VENETO, IN 4000 HANNO RIFIUTATO L’ASSUNZIONE PER NON LAVORARE IN REPARTI COVID

Pubblicato il 22 Dicembre 2020

Un esercito di medici, infermieri, tecnici di laboratorio e operatori sociosanitari ha detto no pur di non rischiare il faccia a faccia con il virus. Non manca la volontà di assumere ma la disponibilità dei dottori. Da febbraio a oggi sono 4.213 i medici, gli infermieri, i tecnici di laboratorio e gli operatori sociosanitari che hanno rifiutato l’assunzione per non lavorare in reparti Covid.

Patrizia Simonato, direttore generale dell’ente di raccordo del sistema sanitario regionale del Veneto, parla della situazione con cui sta facendo i conti il sistema-ospedali tra Padova, Verona, Vicenza, Treviso, Rovigo e Belluno.

Non manca la volontà di assumere, ciò che manca è la disponibilità di medici e personale sanitario in genere, soprattutto nelle specialità che più servono contro il Covid, ossia personale di pronto soccorso e di anestesia e rianimazione. Quando li troviamo spesso rifiutano di firmare il contratto quando scoprono di essere destinati a reparti di trincea contro il virus

Un caso che ha fatto scalpore è quello dell’ospedale Borgo Roma di Verona, dove l’attività delle sale operatorie è stata ridotta del 30 per cento per dirottare il personale dei reparti Covid.

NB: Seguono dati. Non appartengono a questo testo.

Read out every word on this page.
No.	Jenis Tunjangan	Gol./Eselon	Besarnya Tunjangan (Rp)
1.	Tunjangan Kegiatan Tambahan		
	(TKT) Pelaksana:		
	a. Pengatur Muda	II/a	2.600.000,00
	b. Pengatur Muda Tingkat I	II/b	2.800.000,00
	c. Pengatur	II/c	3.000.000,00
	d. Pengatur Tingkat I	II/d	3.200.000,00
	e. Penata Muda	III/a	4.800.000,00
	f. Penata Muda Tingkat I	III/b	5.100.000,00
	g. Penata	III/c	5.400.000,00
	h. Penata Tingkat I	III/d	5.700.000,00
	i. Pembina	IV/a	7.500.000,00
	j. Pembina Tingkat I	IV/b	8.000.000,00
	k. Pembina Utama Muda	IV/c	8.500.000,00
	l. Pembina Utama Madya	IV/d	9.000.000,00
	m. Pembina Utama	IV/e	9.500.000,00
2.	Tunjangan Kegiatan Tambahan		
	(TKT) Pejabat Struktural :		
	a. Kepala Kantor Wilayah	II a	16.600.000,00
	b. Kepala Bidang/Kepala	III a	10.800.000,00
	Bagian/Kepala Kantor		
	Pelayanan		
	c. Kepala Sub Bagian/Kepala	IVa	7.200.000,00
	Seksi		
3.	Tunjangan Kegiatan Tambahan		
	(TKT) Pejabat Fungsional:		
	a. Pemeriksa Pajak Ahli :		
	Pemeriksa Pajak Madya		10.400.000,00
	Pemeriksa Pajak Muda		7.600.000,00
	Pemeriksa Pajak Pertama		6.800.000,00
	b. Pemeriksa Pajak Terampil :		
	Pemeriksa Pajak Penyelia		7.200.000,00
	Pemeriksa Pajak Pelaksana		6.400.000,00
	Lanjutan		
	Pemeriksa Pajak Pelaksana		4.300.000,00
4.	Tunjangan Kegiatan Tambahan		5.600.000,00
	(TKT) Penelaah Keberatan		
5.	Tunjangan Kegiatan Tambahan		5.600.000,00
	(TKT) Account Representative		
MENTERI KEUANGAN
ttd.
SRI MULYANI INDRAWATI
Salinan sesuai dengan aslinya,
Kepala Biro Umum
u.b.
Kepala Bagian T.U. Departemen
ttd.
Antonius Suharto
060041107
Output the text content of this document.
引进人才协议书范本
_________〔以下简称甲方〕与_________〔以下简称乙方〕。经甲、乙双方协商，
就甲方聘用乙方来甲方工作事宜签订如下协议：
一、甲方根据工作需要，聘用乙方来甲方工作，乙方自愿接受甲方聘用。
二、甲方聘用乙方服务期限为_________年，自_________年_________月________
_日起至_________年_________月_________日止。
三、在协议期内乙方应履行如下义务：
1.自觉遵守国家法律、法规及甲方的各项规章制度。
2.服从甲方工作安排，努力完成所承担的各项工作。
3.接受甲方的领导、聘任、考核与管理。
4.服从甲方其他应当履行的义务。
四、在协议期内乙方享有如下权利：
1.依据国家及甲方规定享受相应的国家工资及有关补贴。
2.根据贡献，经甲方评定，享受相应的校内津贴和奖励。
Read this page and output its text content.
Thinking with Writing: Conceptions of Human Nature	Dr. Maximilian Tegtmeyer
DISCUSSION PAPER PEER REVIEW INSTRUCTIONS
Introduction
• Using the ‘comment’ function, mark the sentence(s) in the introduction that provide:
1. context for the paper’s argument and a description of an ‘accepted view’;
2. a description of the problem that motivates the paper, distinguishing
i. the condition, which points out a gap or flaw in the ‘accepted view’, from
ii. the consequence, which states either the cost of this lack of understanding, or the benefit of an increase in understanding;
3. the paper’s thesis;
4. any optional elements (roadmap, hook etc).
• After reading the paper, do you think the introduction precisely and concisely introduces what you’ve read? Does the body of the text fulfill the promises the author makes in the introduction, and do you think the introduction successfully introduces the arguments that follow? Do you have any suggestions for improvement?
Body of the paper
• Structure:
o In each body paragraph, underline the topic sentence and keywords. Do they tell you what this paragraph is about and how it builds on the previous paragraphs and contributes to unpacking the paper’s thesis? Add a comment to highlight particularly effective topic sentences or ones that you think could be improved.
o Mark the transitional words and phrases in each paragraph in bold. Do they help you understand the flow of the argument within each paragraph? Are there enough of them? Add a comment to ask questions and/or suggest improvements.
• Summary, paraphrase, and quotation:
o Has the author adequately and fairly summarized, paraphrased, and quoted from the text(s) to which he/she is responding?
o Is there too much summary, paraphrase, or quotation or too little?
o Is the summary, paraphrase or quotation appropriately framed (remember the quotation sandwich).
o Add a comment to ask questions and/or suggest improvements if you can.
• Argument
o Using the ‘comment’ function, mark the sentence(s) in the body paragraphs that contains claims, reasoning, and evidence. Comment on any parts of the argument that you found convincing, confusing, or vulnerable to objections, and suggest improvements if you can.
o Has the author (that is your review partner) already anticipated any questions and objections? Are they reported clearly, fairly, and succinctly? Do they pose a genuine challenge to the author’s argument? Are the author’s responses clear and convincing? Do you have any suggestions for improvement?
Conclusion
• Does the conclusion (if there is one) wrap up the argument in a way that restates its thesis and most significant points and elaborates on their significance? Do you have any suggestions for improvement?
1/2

Dall’inizio della pandemia fino a oggi la Regione Veneto ha assunto 2.954 professionisti della sanità, tra cui 1.182 medici e il resto infermieri, assistenti, operatori socio sanitari. Di questi, 2.954 sono contratti di libera professione o co.co.co, 1.233 assunzioni a tempo indeterminato, 392 a tempo determinato. Nell’area della libera professione sono arrivate 4.213 domante, accolte e poi cestinate per non gradimento della destinazione.

Non aiutano le regole che normano il sistema sanitario nazionale. La legge vieta infatti alle Usl di assumere laureati e abilitati che non siano specializzati o specializzandi. Queste figure possono quindi lavorare, al massimo, come co.co.co o con partita Iva ma, in questo modo, non rientrano nelle quote concorsuali riservate ai dipendenti del sistema sanitario nazionale. E così rimangono ingabbiati nel precariato.